Important: This tool is a TLS-terminating proxy (man-in-the-middle) and has access to your plaintext HTTPS data (usernames, passwords, certain message protocols, etc.). Do NOT share your CA cert with anyone for anything, ever.
UX on Firefox is slightly more stable for reasons that are not clear to me. Would love some insight. Login flows have been tested and are working in both browsers.
VM Setup:
VM images coming soon. I am using an Alpine distribution on WSL2 (Windows). Works well, but a little heavy. Definitely going to be looking into distributing the VMs as dedicated server images, not gerry-rigged forwarding machines with desktop environments.
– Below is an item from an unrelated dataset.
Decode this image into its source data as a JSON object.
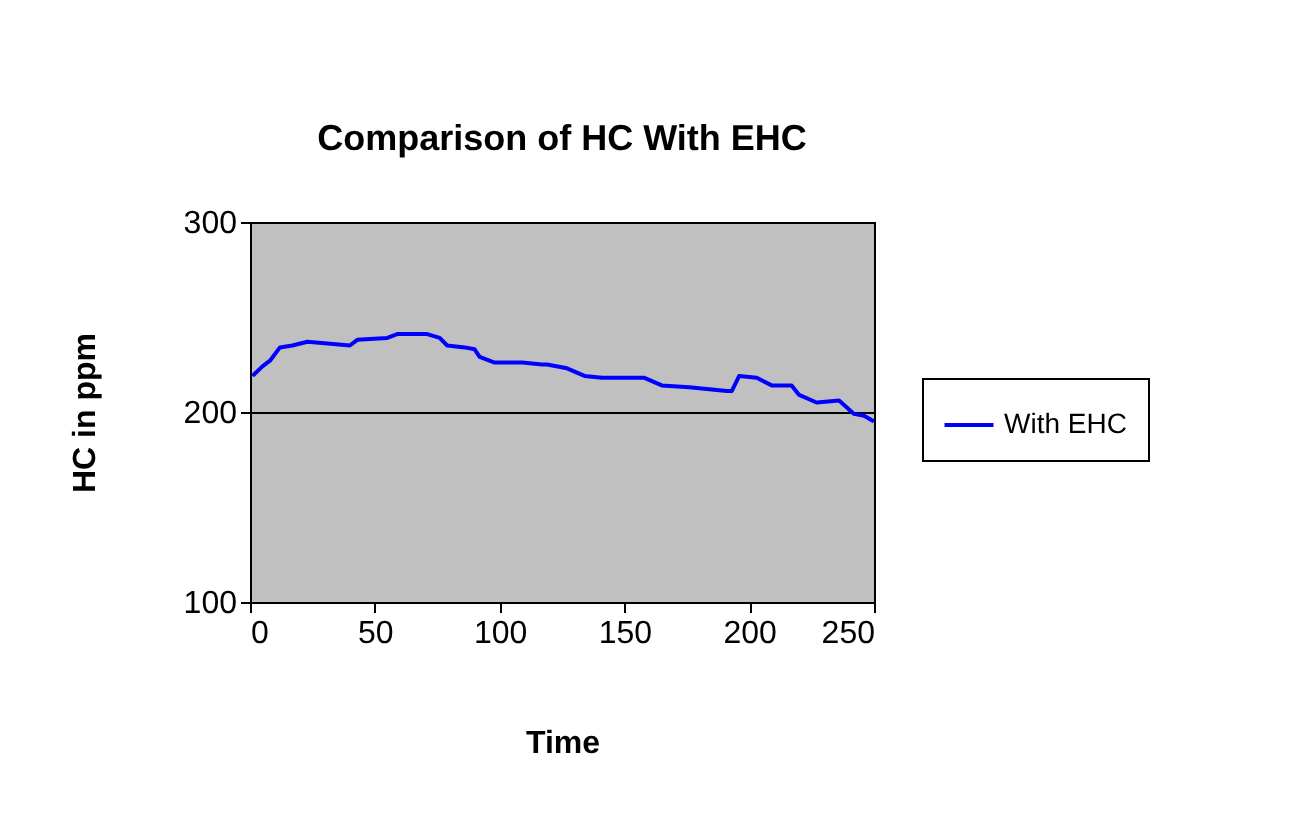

You 100% could configure a VM and route traffic from your host machine to a VM guest, instructions for VM configuration available in the eBPF documentation.
For now, just running STATIC should be enough, though network level obfuscation is not possible without a Linux kernel (yet).
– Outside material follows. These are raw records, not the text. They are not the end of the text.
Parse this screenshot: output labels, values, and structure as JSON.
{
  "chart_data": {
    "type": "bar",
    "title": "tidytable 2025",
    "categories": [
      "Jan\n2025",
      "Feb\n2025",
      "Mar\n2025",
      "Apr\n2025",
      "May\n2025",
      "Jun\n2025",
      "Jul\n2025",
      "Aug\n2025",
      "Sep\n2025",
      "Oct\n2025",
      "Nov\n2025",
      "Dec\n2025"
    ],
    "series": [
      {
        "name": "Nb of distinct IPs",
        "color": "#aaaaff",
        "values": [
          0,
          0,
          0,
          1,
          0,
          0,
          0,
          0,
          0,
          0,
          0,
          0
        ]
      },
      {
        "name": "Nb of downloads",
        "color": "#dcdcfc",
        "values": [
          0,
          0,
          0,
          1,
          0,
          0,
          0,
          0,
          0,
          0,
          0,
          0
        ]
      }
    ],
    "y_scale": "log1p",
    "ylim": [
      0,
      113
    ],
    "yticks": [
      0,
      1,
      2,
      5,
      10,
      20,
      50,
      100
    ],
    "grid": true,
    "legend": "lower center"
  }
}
Your online fingerprint is becoming increasingly unique. Modern tracking doesn't just rely on cookies; it builds "personality clouds" from hundreds of data points: TLS handshake patterns (JA3/JA4), HTTP header combinations, canvas rendering quirks, microphone/speaker/headset model and brand, font enumeration, WebGL parameters, audio context characteristics, and behavioral timing patterns... to name a few.
The collection of these semi-unique values (.nav properties, timezone, screen resolution, browser type, etc.) allows servers to pretty confidently identify users as not semi-unique, but entirely.
Commercial fingerprinting services like FingerprintJS, Fingerprint.com, and DataDome can identify users across...
- Different browsers on the same device
- Private/incognito modes (linked to 'public' browsing profile)
- VPN connections (or proxies, even residential ones)
- Cookie & cache clearing
- Different networks
This isn't paranoia. This is surveillance capitalism.